BEIJING (Reuters) - Chinese Vice-President Xi Jinping has tiptoed on to the world stage this Olympics, rubbing shoulders with U.S. President George W. Bush and foreign heirs apparent but making sure he doesn’t steal President Hu Jintao’s thunder.
China’s parliament re-elected Hu as president in March and gave next generation leader Xi a five-year mandate as vice-president.
Xi, China’s point man on the Olympics, has kept his head low because nothing is certain in the opaque world of successionist politics in China.
Mao Zedong’s first chosen heir fell from grace and died in prison. The second was killed in a mysterious plane crash. The last was ousted by Deng Xiaoping after only a few years in power.
Of Deng’s three successors, the first was purged, another died after 16 years under house arrest.
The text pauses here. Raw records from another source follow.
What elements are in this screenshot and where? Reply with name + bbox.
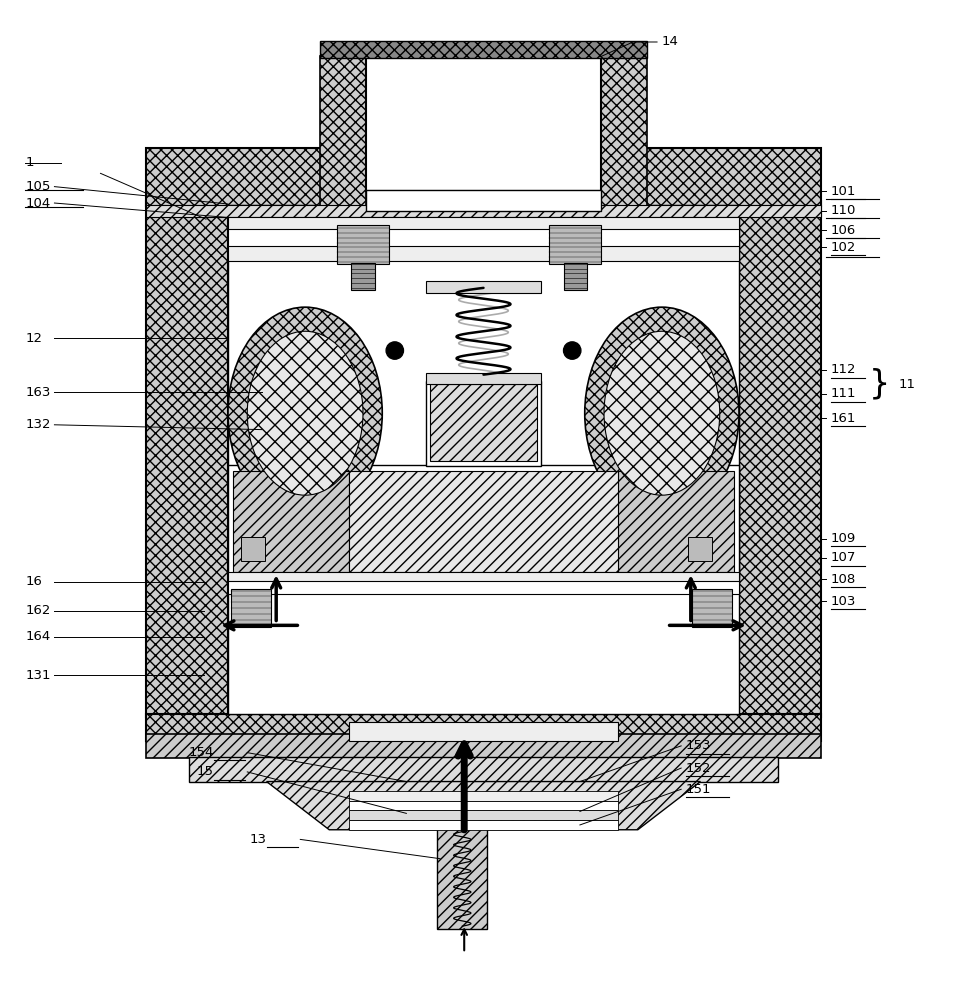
Text: 12: 12 [25, 332, 43, 345]
Text: 108: 108 [831, 573, 856, 586]
Text: 14: 14 [661, 35, 679, 48]
Bar [319, 41, 648, 58]
Bar [319, 56, 366, 211]
Bar [688, 537, 712, 561]
Bar [601, 56, 648, 211]
Bar [228, 217, 739, 230]
Text: }: } [869, 368, 891, 401]
Circle shape [386, 342, 403, 359]
Bar [739, 201, 821, 717]
Ellipse shape [585, 307, 739, 519]
Bar [425, 373, 542, 384]
Bar [691, 589, 732, 627]
Text: 111: 111 [831, 387, 856, 400]
Text: 107: 107 [831, 551, 856, 564]
Bar [228, 205, 739, 714]
Text: 132: 132 [25, 418, 51, 431]
Text: 13: 13 [249, 833, 267, 846]
Bar [228, 229, 739, 247]
Bar [348, 810, 619, 820]
Bar [425, 281, 542, 293]
Text: 1: 1 [25, 156, 34, 169]
Text: 164: 164 [25, 630, 50, 643]
Text: 106: 106 [831, 224, 856, 237]
Text: 103: 103 [831, 595, 856, 608]
Text: 152: 152 [686, 762, 712, 775]
Bar [228, 465, 739, 577]
Text: 16: 16 [25, 575, 43, 588]
Circle shape [564, 342, 581, 359]
Bar [146, 205, 821, 217]
Bar [348, 801, 619, 810]
Text: 131: 131 [25, 669, 51, 682]
Bar [348, 722, 619, 741]
Bar [190, 757, 777, 782]
Bar [430, 384, 537, 461]
Bar [437, 828, 487, 929]
Text: 163: 163 [25, 386, 51, 399]
Text: 15: 15 [196, 765, 214, 778]
Bar [337, 225, 389, 264]
Bar [351, 263, 374, 290]
Bar [366, 49, 601, 191]
Bar [348, 471, 619, 572]
Bar [241, 537, 265, 561]
Bar [146, 201, 228, 717]
Ellipse shape [228, 307, 382, 519]
Text: 153: 153 [686, 739, 712, 752]
Bar [366, 190, 601, 211]
Bar [231, 589, 272, 627]
Text: 161: 161 [831, 412, 856, 425]
Text: 154: 154 [189, 746, 214, 759]
Bar [146, 734, 821, 758]
Bar [564, 263, 587, 290]
Text: 101: 101 [831, 185, 856, 198]
Text: 104: 104 [25, 197, 50, 210]
Bar [228, 572, 739, 582]
Bar [146, 714, 821, 741]
Polygon shape [267, 782, 700, 830]
Text: 11: 11 [898, 378, 915, 391]
Bar [228, 581, 739, 594]
Bar [619, 471, 734, 572]
Bar [233, 471, 348, 572]
Text: 110: 110 [831, 204, 856, 217]
Bar [425, 381, 542, 466]
Bar [348, 820, 619, 830]
Bar [146, 148, 821, 206]
Text: 105: 105 [25, 180, 51, 193]
Text: 102: 102 [831, 241, 856, 254]
Text: 162: 162 [25, 604, 51, 617]
Text: 112: 112 [831, 363, 856, 376]
Ellipse shape [248, 331, 363, 495]
Bar [549, 225, 601, 264]
Text: 109: 109 [831, 532, 856, 545]
Text: 151: 151 [686, 783, 712, 796]
Bar [228, 246, 739, 261]
Bar [348, 791, 619, 801]
Ellipse shape [604, 331, 719, 495]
The last, Jiang Zemin, ruled for 13 years before retiring in 2002 in China’s first smooth generational leadership succession since 1949.
Xi made his first overseas trip as vice-president in June, choosing North Korea to hone his Marxist credentials and send a message to the Party that he is a Communist at heart will not dig the Party’s grave by democratising China.
During the Games, Xi met Bush and North Korean parliament chief Kim Yong Nam separately, marking him as heir apparent to Hu, who doubles as Communist Party chief.
But Xi has not been as visible as Hu in the Chinese media.
“Xi Jinping got to where he is because of his relatively low profile,” said Jin Zhong, a veteran China watcher and publisher of Hong Kong’s Open monthly magazine.
News and pictures of Hu’s meetings with Bush, Russian Prime Minister Vladimir Putin and the presidents of Brazil, Laos and Kazakhstan were splashed on the front pages of the People’s Daily, mouthpiece of the Party, and dominated state TV newscasts.
Hu also met French President Nicolas Sarkozy, Australian Prime Minister Kevin Rudd and Japanese Prime Minister Yasuo Fukuda.
Apart from Bush, Xi settled for the B team: Qatar’s crown prince and his Iranian and Kenyan counterparts.
As a “princeling”, or a child of China’s political elite, Xi also hobnobbed with royal family members from Belgium, Denmark, the Netherlands, Qatar, Spain, Thailand and Tonga.
When Hu hosted lunch for visiting dignitaries, Xi was at table No. 6 sitting next to the Mongolian and Swiss presidents.
News of Xi’s meetings was relegated to the inside pages of the People’s Daily with no pictures. Xi, ranked sixth in the Party hierarchy, shied away from TV.
“For him, the risks are high if things go wrong,” Pei Minxin, a senior associate with the China programme of Carnegie Endowment for International Peace, said at a recent panel discussion.
“But then what if things go right?” he asked. “Then protocol, political protocol, requires that he cede the limelight to Mr. Hu. So he will not take the credit for things...if the Olympics turn out to be a spectacular event.”
Part of Xi’s low-profile strategy has been to allay Western fears of rising Chinese nationalism and temper expectations of many Chinese officials that this will be the greatest Olympics ever.
He also played down anti-Chinese protests which dogged the international leg of the Olympic torch relay in the wake of unrest in Tibet.
“We feel this is nothing out of the ordinary,” Xi said.